"""EEG data sampler for Neural Process training without wbml/neuralprocesses dependencies."""

import os
import glob
import pickle
import warnings
import multiprocessing
import tarfile

import numpy as np
import pandas as pd
import torch
from typing import List, Tuple, Optional, Dict, Any, Set
from pathlib import Path
import random

from src.utils import DataAttr


# All EEG subject IDs
_EEG_ALL_SUBJECTS = [
    337, 338, 339, 340, 341, 342, 344, 345, 346, 347, 348, 351, 352, 354, 355,
    356, 357, 359, 362, 363, 364, 365, 367, 368, 369, 370, 371, 372, 373, 374,
    375, 377, 378, 379, 380, 381, 382, 383, 384, 385, 386, 387, 388, 389, 390,
    391, 392, 393, 394, 395, 396, 397, 398, 400, 402, 403, 404, 405, 406, 407,
    409, 410, 411, 412, 414, 415, 416, 417, 418, 419, 421, 422, 423, 424, 425,
    426, 427, 428, 429, 430, 432, 433, 434, 435, 436, 437, 438, 439, 440, 443,
    444, 445, 447, 448, 450, 451, 453, 454, 455, 456, 457, 458, 459, 460, 461,
    1000367,
]

# Fixed buffer size
BUFFER_SIZE = 8

# Predefined nc values to limit compilation (nt will be remainder)
# Total points per trial will be nc + BUFFER_SIZE + nt
# Using powers of 2 and nearby values for computational efficiency
PREDEFINED_NC_VALUES = [
    4, 8, 12, 16, 24, 32, 48, 64, 96, 128, 192, 256,
    # Also include some in-between values for flexibility
    20, 40, 80, 160, 320
]


# Data loading utilities
def _data_path(base_data_path: Path, *xs: str) -> str:
    """Get the path of a data file."""
    return str(base_data_path / Path(*xs))

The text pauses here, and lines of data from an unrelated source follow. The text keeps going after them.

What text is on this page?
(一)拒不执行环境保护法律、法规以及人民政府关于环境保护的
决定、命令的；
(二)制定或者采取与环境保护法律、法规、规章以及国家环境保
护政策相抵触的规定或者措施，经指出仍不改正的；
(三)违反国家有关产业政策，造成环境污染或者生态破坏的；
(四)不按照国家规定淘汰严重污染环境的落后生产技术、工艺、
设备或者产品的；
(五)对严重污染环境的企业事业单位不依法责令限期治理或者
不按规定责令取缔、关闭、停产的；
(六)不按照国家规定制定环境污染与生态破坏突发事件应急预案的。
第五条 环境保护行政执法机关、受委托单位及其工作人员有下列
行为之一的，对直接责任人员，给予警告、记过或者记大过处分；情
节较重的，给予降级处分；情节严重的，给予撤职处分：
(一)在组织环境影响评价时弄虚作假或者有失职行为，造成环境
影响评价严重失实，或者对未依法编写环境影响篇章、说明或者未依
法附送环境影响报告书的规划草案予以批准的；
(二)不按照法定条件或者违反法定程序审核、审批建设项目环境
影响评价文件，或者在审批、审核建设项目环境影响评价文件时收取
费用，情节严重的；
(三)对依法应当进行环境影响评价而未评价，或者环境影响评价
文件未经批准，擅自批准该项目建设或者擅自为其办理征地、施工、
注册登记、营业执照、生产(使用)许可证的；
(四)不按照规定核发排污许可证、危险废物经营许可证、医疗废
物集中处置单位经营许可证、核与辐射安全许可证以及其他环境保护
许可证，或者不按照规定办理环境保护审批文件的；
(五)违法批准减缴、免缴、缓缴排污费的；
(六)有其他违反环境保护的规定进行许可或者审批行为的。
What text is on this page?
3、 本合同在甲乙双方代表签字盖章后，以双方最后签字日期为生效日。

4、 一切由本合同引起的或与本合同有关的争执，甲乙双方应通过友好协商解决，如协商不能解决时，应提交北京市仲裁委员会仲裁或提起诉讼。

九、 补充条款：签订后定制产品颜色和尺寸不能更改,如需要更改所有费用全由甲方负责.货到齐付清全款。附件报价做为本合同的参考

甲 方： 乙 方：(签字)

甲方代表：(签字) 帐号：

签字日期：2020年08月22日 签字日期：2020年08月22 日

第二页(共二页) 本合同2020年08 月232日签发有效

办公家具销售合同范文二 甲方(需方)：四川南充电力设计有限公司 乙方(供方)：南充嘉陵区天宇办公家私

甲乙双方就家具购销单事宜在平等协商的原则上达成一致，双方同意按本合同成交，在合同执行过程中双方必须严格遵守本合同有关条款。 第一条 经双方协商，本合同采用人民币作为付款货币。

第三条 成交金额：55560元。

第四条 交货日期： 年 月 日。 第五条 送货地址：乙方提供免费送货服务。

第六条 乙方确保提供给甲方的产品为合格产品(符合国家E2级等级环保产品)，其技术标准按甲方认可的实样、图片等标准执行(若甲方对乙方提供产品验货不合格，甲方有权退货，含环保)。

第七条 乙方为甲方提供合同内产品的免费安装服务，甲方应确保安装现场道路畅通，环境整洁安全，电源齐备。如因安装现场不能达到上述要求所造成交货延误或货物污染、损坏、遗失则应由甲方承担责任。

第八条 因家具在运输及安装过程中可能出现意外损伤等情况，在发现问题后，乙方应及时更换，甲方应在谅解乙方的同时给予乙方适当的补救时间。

def _parse_trial(path: str) -> Optional[Dict[str, Any]]:
    """Parse a single EEG trial file (.rd format), supporting optional .gz compression."""
    import gzip
    def _open(p):
        return gzip.open(p, 'rt') if p.endswith('.gz') else open(p, 'r')
    with warnings.catch_warnings():
        warnings.simplefilter("ignore")
        with _open(path) as fh:
            sites = np.genfromtxt(fh, usecols=1, dtype=str)
        with _open(path) as fh:
            data = np.genfromtxt(fh, usecols=(2, 3))
    
    if len(sites) == 0:
        return None
    
    x, y = data[:, 0], data[:, 1]
    
    inds = np.where(np.diff(x) < 0)[0] + 1
    sites = [sites[0]] + [sites[i] for i in inds]
    x = x[:inds[0]] / 256.0  # Sampled at 256 Hz
    y = np.stack(np.split(y, inds), axis=1)
    
    return {"df": pd.DataFrame(y, index=pd.Index(x, name="time"), columns=sites)}


def _extract_trials(subject_path: str) -> Dict[int, Dict[str, Any]]:
    """Extract all trials for a subject (recursively), supporting .rd.* and .rd.*.gz."""
    paths = glob.glob(os.path.join(subject_path, "**", "*.rd.*"), recursive=True)
    
    trial_numbers = [int(p.split(".rd.")[1]) for p in paths]
    
    with multiprocessing.Pool(processes=max(1, multiprocessing.cpu_count() // 2)) as pool:
        parsed_trials = pool.map(_parse_trial, paths)
    
    return {k: v for k, v in zip(trial_numbers, parsed_trials) if v is not None}


def _extract_subjects(path: str) -> Dict[int, Dict[str, Any]]:
    """Extract all subjects from a directory.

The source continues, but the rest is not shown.